Saya masih terdiam tidak merespon penjelasan dokter. Mama yang banyak bertanya saat itu.

"Kontrol berat badan, harus naik terus. Nanti penggunaan obatnya dijelaskan sama perawat ya."

"Iya dokter." Hanya kata itu yang keluar dari mulut saya.

Kemudian saya menuju meja perawat sambil memberikan kertas resep yang ditulis dokter selama berobat tadi.

"Hmm positif +2, ini pakai maskernya." Perawat memberikan selembar masker antiseptik untuk saya pakai.

"Nanti tebus obatnya di apotek ya. Obatnya kaplet warna merah. Diminum setiap hari sebelum sarapan. Sekali minum 4 kaplet. Biasanya sarapan jam berapa?"

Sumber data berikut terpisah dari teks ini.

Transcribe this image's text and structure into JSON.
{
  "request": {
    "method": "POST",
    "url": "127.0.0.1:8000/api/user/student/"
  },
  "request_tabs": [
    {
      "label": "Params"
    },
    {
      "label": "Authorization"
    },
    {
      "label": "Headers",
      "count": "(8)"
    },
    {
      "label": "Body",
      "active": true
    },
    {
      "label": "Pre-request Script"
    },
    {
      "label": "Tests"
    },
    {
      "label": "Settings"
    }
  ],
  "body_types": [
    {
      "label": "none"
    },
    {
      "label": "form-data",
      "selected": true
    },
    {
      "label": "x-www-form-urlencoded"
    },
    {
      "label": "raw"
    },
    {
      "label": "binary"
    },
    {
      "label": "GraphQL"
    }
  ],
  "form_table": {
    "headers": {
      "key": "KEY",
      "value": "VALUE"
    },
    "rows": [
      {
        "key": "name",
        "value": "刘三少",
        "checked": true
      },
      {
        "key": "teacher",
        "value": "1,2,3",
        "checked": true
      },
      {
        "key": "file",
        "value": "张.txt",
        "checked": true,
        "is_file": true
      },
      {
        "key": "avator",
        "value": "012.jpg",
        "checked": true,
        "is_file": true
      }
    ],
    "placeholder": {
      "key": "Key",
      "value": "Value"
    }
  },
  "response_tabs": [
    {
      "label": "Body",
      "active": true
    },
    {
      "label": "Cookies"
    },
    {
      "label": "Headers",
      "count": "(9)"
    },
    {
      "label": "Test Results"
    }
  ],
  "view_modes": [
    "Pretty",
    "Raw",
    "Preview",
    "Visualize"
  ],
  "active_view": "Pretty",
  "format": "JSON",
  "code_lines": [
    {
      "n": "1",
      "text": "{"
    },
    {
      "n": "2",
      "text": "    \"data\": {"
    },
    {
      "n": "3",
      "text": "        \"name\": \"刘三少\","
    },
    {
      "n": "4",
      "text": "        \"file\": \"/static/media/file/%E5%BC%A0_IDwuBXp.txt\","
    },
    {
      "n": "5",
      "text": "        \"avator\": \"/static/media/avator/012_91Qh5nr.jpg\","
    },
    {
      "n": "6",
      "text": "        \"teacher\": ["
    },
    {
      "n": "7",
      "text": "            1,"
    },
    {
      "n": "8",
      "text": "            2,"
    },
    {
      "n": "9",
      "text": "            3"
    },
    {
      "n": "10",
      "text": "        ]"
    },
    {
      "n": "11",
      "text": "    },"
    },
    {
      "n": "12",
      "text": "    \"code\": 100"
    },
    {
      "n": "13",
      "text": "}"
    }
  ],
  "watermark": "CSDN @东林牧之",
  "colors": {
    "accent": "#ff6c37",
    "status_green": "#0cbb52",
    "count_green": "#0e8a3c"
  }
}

"Jam 6 sebelum berangkat kerja."

"Kalau begitu minum jam 5.30. Gak boleh kelewat. Kalau kelewat harus ulang lagi dari awal. Oh ya, nanti air seni nya berubah jadi warna merah jadi jangan kaget kalau pas buang air kecil ya."

"Iya Bu"

"Ini resepnya untuk 2 minggu dulu, nanti kembali lagi kesini setelah 2 minggu. Harus disiplin. Mudah-mudahan cepat sembuh ya."

"Aamiin, makasih Bu."

Saya berjalan dengan langkah yang masih berat menuju apotek. Mama masih terus menenangkan saya dan mencoba meyakinkan saya bahwa semuanya akan baik-baik saja.

Sampai di rumah saya mencoba menenangkan diri. Saya benar-benar bingung dan belum bisa menerima kalau harus minum obat setiap hari selama 6 bulan. Masih terus memikirkan apa hikmah dibalik semua kejadian ini.